As we were chatting she suggested I wash the dog and taking a shower afterwards, which at the time, sounded great. So I did.... and the dog was judgmental as fuck. I started to feel ashamed because she hates baths as is and I was so fucked in the motor skills department that I was not doing a good job. This lead to thoughts of my wife thinking "how shitty Sick is on drugs because he cant even wash our dog right." My mom would ridicule us like this over the stupidest shit and those thoughts came in too. I did the best I could and wrapped the dog up and took her to my wife who was taking a bath in out bathroom. I asked her if she could watch the dog and I would go take a shower. She had nothing but a nice, positive tone but my brain wouldn't allow me to think this way. I went to take a shower and my mind filled with thoughts of her on her cell calling her dad and telling him everything and how horrible I was for doing this to her, etc. I am still peeking with no sign of coming down. I get out of the shower and join her in our bathroom and get a feel for how she is doing. She is fine, laughing and poking at me for being so fucked up.

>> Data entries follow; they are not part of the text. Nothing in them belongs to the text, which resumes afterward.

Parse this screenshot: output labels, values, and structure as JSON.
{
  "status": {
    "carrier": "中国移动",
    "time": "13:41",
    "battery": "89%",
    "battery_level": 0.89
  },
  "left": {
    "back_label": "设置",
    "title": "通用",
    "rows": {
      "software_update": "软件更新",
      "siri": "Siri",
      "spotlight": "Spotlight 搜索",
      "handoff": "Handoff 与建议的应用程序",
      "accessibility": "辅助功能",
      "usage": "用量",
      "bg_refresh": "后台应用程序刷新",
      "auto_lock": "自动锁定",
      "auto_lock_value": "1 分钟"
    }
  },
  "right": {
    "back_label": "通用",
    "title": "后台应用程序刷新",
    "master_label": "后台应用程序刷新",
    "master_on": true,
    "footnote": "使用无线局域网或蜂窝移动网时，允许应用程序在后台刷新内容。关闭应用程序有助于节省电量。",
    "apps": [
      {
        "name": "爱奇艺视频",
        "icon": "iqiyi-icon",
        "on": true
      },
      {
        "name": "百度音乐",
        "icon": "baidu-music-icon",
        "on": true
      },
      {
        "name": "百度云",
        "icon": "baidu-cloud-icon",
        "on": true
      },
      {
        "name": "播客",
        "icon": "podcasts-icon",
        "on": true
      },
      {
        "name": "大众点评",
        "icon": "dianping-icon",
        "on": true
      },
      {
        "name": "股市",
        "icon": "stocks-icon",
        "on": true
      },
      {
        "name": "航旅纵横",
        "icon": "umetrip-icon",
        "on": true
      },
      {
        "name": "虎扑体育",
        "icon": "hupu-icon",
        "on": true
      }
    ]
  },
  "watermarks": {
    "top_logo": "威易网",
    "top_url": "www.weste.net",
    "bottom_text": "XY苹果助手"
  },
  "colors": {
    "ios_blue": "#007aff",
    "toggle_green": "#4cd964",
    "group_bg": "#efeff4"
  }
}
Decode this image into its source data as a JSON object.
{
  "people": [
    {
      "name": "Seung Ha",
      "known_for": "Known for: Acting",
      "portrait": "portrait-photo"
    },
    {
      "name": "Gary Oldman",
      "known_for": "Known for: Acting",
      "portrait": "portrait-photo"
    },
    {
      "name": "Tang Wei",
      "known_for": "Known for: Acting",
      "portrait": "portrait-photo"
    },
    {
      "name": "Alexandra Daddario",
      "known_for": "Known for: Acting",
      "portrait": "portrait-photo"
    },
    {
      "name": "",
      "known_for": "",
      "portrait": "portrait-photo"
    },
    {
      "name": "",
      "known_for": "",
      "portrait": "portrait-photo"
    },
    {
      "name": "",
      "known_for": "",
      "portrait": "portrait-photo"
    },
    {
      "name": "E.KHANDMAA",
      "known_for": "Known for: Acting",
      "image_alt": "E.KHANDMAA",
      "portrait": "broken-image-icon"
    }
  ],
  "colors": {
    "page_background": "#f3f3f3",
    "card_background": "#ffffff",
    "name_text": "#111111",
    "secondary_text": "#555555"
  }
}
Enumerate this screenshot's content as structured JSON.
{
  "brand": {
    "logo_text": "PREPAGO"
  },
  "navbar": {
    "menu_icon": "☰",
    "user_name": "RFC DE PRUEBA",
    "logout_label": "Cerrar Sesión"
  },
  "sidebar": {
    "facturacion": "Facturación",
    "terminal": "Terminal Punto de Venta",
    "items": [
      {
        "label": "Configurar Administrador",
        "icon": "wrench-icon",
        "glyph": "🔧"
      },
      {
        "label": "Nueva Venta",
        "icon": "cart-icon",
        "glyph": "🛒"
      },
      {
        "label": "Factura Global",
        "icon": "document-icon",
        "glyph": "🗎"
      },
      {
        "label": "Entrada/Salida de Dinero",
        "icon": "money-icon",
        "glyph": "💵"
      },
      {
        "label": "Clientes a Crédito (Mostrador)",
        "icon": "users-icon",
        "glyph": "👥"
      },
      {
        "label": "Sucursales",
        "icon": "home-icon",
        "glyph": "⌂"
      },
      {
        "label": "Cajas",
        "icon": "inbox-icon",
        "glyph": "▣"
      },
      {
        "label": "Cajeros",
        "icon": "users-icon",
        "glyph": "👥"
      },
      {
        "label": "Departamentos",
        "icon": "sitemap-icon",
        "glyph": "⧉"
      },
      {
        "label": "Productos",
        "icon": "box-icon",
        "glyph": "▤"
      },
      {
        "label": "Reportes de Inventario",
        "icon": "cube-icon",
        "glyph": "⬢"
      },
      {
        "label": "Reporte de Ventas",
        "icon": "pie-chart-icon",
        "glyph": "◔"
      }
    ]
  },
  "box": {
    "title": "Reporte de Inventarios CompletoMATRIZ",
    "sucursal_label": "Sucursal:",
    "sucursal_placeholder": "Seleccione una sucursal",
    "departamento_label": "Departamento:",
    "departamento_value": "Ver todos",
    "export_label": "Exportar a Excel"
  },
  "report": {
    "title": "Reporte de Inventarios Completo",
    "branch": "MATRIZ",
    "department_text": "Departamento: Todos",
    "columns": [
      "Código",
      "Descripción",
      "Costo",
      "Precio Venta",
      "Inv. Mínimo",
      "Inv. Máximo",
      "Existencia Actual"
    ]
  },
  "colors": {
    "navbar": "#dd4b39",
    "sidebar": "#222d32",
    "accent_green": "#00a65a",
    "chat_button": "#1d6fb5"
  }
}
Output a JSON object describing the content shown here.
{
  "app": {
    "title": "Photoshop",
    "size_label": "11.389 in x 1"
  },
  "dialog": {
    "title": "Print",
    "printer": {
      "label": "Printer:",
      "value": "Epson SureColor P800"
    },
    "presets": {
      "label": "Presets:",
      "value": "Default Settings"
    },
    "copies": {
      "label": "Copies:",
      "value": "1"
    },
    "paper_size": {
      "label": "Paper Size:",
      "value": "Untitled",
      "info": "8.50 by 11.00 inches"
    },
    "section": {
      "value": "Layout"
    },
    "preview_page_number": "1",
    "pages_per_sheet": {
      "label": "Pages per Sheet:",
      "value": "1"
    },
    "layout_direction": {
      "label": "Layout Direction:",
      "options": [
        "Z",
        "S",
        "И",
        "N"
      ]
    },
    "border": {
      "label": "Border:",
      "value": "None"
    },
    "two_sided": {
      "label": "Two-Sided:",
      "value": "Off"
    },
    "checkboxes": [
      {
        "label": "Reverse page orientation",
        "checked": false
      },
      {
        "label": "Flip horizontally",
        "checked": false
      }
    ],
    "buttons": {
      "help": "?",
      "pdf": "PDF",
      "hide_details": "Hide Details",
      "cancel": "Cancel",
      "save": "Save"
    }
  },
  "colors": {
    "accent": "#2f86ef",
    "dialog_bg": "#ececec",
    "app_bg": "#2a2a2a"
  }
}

Then she says the wrong thing right before leaving the room.... "Are you ever going to come down? hahaha

" Oh fuck... In the 6th grade we had a mom come to our school and tell us the story of how her son took too much of something (I think acid) and his brain was basically "rewired" and he is stuck in a permatrip for the rest of his life. I know this is a lie but when she said that I was mind fucked and for the next hour or so could not think of anything else. My biggest mishap at this point was not putting on some Gucci and blasting away the rest of the trip. Instead I let myself go nuts thinking horrible thoughts for about an hour or so. I took some Aleve, of all things, and told myself this would help start the come down. Thats all I needed. I know the pills did little to nothing to cause this, but it put my mind at ease and around 3am Sat morning I finally started my come down.
I put on my headphones, rocked out to whatever and just sat around and tripped balls for probably the next 2-3 hours before falling asleep. Saturday was a blast with the after glow and overall the trip was great, minus the last part which I now know what I could of done better to fix it and/or prevent it.